I was there when the Women of the Wall gathered to pray for the new month. I saw policemen and policewomen walking around with videocameras, filming the faces of each of the women. The presence of the cameras certainly distracted many of the women who were praying. I saw a policeman disrupting a woman in the middle of prayer in order to tell her to wear her tallit in a different way. I heard the women sing, and they were not very loud. The men on the other side were easily droning them out without trying. Right before the Torah service, the women headed over to Robinson’s arch to read from the Torah. They did not fight or spit or make a scene. They walked in a dignified way, quietly singing as some male supporters joined them.
Shmuel Rabinowitz, Rabbi of the Kotel, was quoted as saying “We try to follow the customs that our grandfathers did, what was done 100 years ago, 200 years ago, and we try to keep extremism away.” I see the way that some of the men behaved as more extremist than what the women were doing. I see a policeman walking to the women’s side and disrupting the women’s prayers more extremist than a woman wearing a tallit.

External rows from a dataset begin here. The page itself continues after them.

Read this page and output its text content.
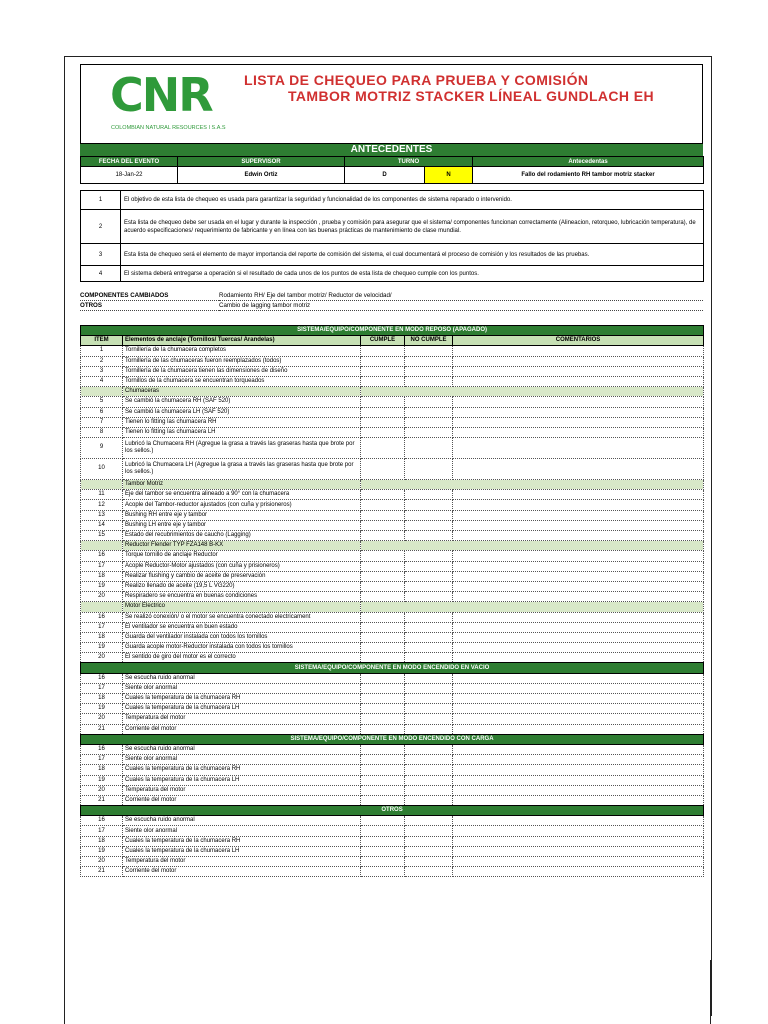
CNR
COLOMBIAN NATURAL RESOURCES I S.A.S
LISTA DE CHEQUEO PARA PRUEBA Y COMISIÓN
TAMBOR MOTRIZ STACKER LÍNEAL GUNDLACH EH
ANTECEDENTES
FECHA DEL EVENTO	SUPERVISOR	TURNO		Antecedentas
18-Jan-22	Edwin Ortiz	D	N	Fallo del rodamiento RH tambor motriz stacker
1	El objetivo de esta lista de chequeo es usada para garantizar la seguridad y funcionalidad de los componentes de sistema reparado o intervenido.
2	Esta lista de chequeo debe ser usada en el lugar y durante la inspección , prueba y comisión para asegurar que el sistema/ componentes funcionan correctamente (Alineacion, retorqueo, lubricación temperatura), de acuerdo especificaciones/ requerimiento de fabricante y en línea con las buenas prácticas de mantenimiento de clase mundial.
3	Esta lista de chequeo será el elemento de mayor importancia del reporte de comisión del sistema, el cual documentará el proceso de comisión y los resultados de las pruebas.
4	El sistema deberá entregarse a operación si el resultado de cada unos de los puntos de esta lista de chequeo cumple con los puntos.
COMPONENTES CAMBIADOS	Rodamiento RH/ Eje del tambor motriz/ Reductor de velocidad/
OTROS	Cambio de lagging tambor motriz
SISTEMA/EQUIPO/COMPONENTE EN MODO REPOSO (APAGADO)				
ITEM	Elementos de anclaje (Tornillos/ Tuercas/ Arandelas)	CUMPLE	NO CUMPLE	COMENTARIOS
1	Tornillería de la chumacera completos			
2	Tornillería de las chumaceras fueron reemplazados (todos)			
3	Tornillería de la chumacera tienen las dimensiones de diseño			
4	Tornillos de la chumacera se encuentran torqueados			
	Chumaceras			
5	Se cambió la chumacera RH (SAF 520)			
6	Se cambió la chumacera LH (SAF 520)			
7	Tienen lo fitting las chumacera RH			
8	Tienen lo fitting las chumacera LH			
9	Lubricó la Chumacera RH (Agregue la grasa a través las graseras hasta que brote por los sellos.)			
10	Lubricó la Chumacera LH (Agregue la grasa a través las graseras hasta que brote por los sellos.)			
	Tambor Motriz			
11	Eje del tambor se encuentra alineado a 90° con la chumacera			
12	Acople del Tambor-reductor ajustados (con cuña y prisioneros)			
13	Bushing RH entre eje y tambor			
14	Bushing LH entre eje y tambor			
15	Estado del recubrimientos de caucho (Lagging)			
	Reductor Flender TYP FZA148 B-KX			
16	Torque tornillo de anclaje Reductor			
17	Acople Reductor-Motor ajustados (con cuña y prisioneros)			
18	Realizar flushing y cambio de aceite de preservación			
19	Realizo llenado de aceite (19,5 L VG220)			
20	Respiradero se encuentra en buenas condiciones			
	Motor Electrico			
16	Se realizó conexión/ o el motor se encuentra conectado electricament			
17	El ventilador se encuentra en buen estado			
18	Guarda del ventilador instalada con todos los tornillos			
19	Guarda acople motor-Reductor instalada con todos los tornillos			
20	El sentido de giro del motor es el correcto			
SISTEMA/EQUIPO/COMPONENTE EN MODO ENCENDIDO EN VACIO				
16	Se escucha ruido anormal			
17	Siente olor anormal			
18	Cuales la temperatura de la chumacera RH			
19	Cuales la temperatura de la chumacera LH			
20	Temperatura del motor			
21	Corriente del motor			
SISTEMA/EQUIPO/COMPONENTE EN MODO ENCENDIDO CON CARGA				
16	Se escucha ruido anormal			
17	Siente olor anormal			
18	Cuales la temperatura de la chumacera RH			
19	Cuales la temperatura de la chumacera LH			
20	Temperatura del motor			
21	Corriente del motor			
OTROS				
16	Se escucha ruido anormal			
17	Siente olor anormal			
18	Cuales la temperatura de la chumacera RH			
19	Cuales la temperatura de la chumacera LH			
20	Temperatura del motor			
21	Corriente del motor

I have heard the argument that the women cause such a commotion that others’ prayers are disrupted. But I think the actions of the police, condoned by Rabbi Rabinowitz, are more disruptive than those of the women. I saw Haredi women quietly walking past women with tallitot, not paying attention to them, in order to pray in their own way. They did not seem to care about the women with the tallitot.
I think it’s time we take a look at reality. Sooner or later, there will be enough people that support these women’s right to pray that a couple extremists won’t be able to keep them away. Let’s make it happen sooner rather than later.